Life is even tougher for so-called third parties. The Libertarian Party, with candidate Gary Johnson, is on the ballot in 34 states, including Montana, and is hoping for more, according to its website. The Green Party’s Jill Stein is on the ballot in 20 states; the party’s website lists Montana as one of six “very challenging” states for ballot access.
The website complains, “The extreme disparity of the burdens placed on new or ‘third’ parties vs. the two ‘major’ parties in the US has no parallel in any other democratic nation in the world.”
The Greens have a point. In England, 11 different political parties have representatives in the House of Commons. In Germany, five parties are represented in the Bundestag, and three more are represented in the country’s state legislatures. Even Russia has four political parties represented in the State Duma.In the U.S. Congress, two Senate seats are held by independents, one of whom, Bernie Sanders, is running for president as a Democrat. One House seat, that of John Boehner, is vacant. The 532 other congressional seats are filled by Democrats and Republicans.
Of the 7,382 state legislators in the United States, all but 27 are either Republicans or Democrats.
The Libertarian Party has never won more than 2 percent of the vote for a congressional seat or in a presidential race. The best result ever for a Libertarian running for a statewide office, according to Wikipedia, was Mike Fellows’ 43 percent against Ed Smith for clerk of the Montana Supreme Court.
Given the contempt in which Americans hold politicians, one might well ask how Republicans and Democrats continue to do so well. In large part, it’s because they write the rules. As Greg Orman, an independent Senate candidate in 2014, put it in an article for Politico, “Rigging the rules continues to be the two major parties’ instinctual reaction to any electoral challenge.”
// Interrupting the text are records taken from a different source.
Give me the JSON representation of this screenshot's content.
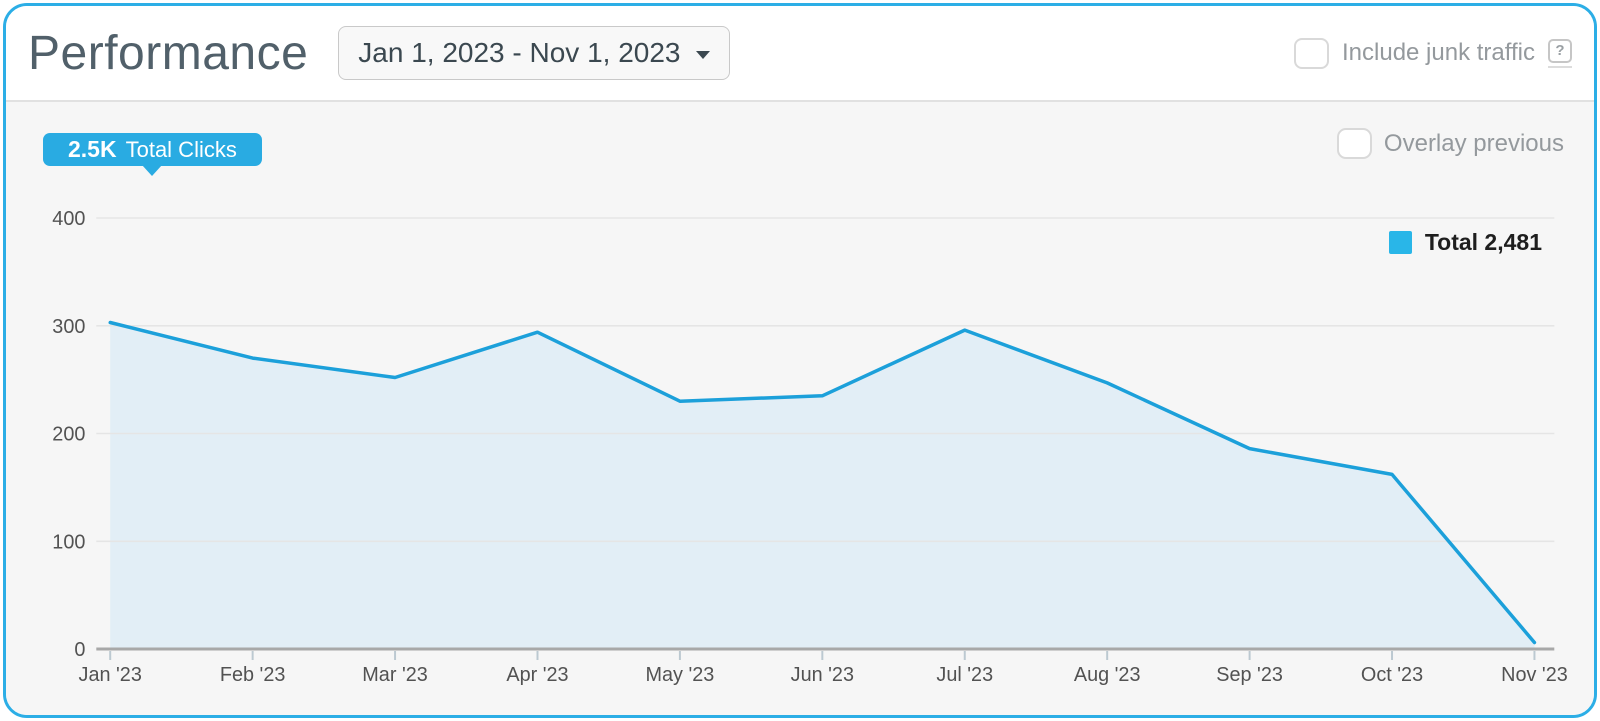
{
  "header": {
    "title": "Performance",
    "date_range": "Jan 1, 2023 - Nov 1, 2023",
    "include_junk_label": "Include junk traffic",
    "help_label": "?"
  },
  "chart": {
    "badge": {
      "value": "2.5K",
      "label": "Total Clicks"
    },
    "overlay_label": "Overlay previous",
    "legend": {
      "label": "Total 2,481",
      "swatch_color": "#29b6e8"
    }
  },
  "colors": {
    "card_border": "#2caee6",
    "badge_blue": "#29abe2",
    "line_blue": "#1ca0da",
    "area_fill": "#e2eef6",
    "chart_background": "#f6f6f6",
    "axis_text": "#525252"
  },
  "chart_data": {
    "type": "area",
    "title": "",
    "xlabel": "",
    "ylabel": "",
    "x": [
      "Jan '23",
      "Feb '23",
      "Mar '23",
      "Apr '23",
      "May '23",
      "Jun '23",
      "Jul '23",
      "Aug '23",
      "Sep '23",
      "Oct '23",
      "Nov '23"
    ],
    "series": [
      {
        "name": "Total",
        "total": 2481,
        "values": [
          303,
          270,
          252,
          294,
          230,
          235,
          296,
          247,
          186,
          162,
          6
        ],
        "color": "#1ca0da",
        "fill": "#e2eef6"
      }
    ],
    "ylim": [
      0,
      400
    ],
    "y_ticks": [
      0,
      100,
      200,
      300,
      400
    ],
    "grid": true,
    "legend_position": "top-right"
  }
}
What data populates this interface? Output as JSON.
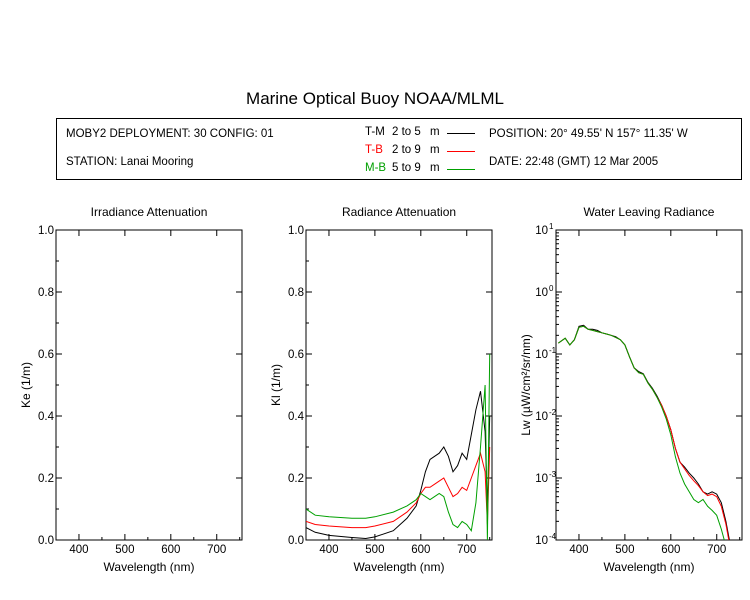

Among other things, he says, the parties control presidential debates, and they allow major parties to accept donations of up to $830,000 a year from single donors, while independents are limited to $5,400 in each two-year election cycle.
Further back, in the 19th century, the big parties got rid of “fusion” tickets, in which several minor parties coalesced around a single candidate to increase their electoral clout. In those days, politics was like Rollerball, but with fewer rules.
As Jimmie Rex McClellan put it in his 1984 doctoral dissertation, “The United States has resorted to violence, intimidation, incarceration, surveillance, infiltration, harassment, and smear tactics in an effort to subvert its third parties. It has denied the victorious candidates of third parties the opportunity to hold office; it has employed election fraud and the undercounting or non-reporting of votes to minimize their showing at the polls.”
The Republican Party, founded in 1854, managed to elect a president just six years later. That president, Abraham Lincoln, won a race in which each of four political parties won at least 10 percent of the vote.
Within a few years, Republicans and Democrats were conspiring to make this a two-party nation. We haven’t elected a Lincoln since, but Zorro the Cockroach still has a chance.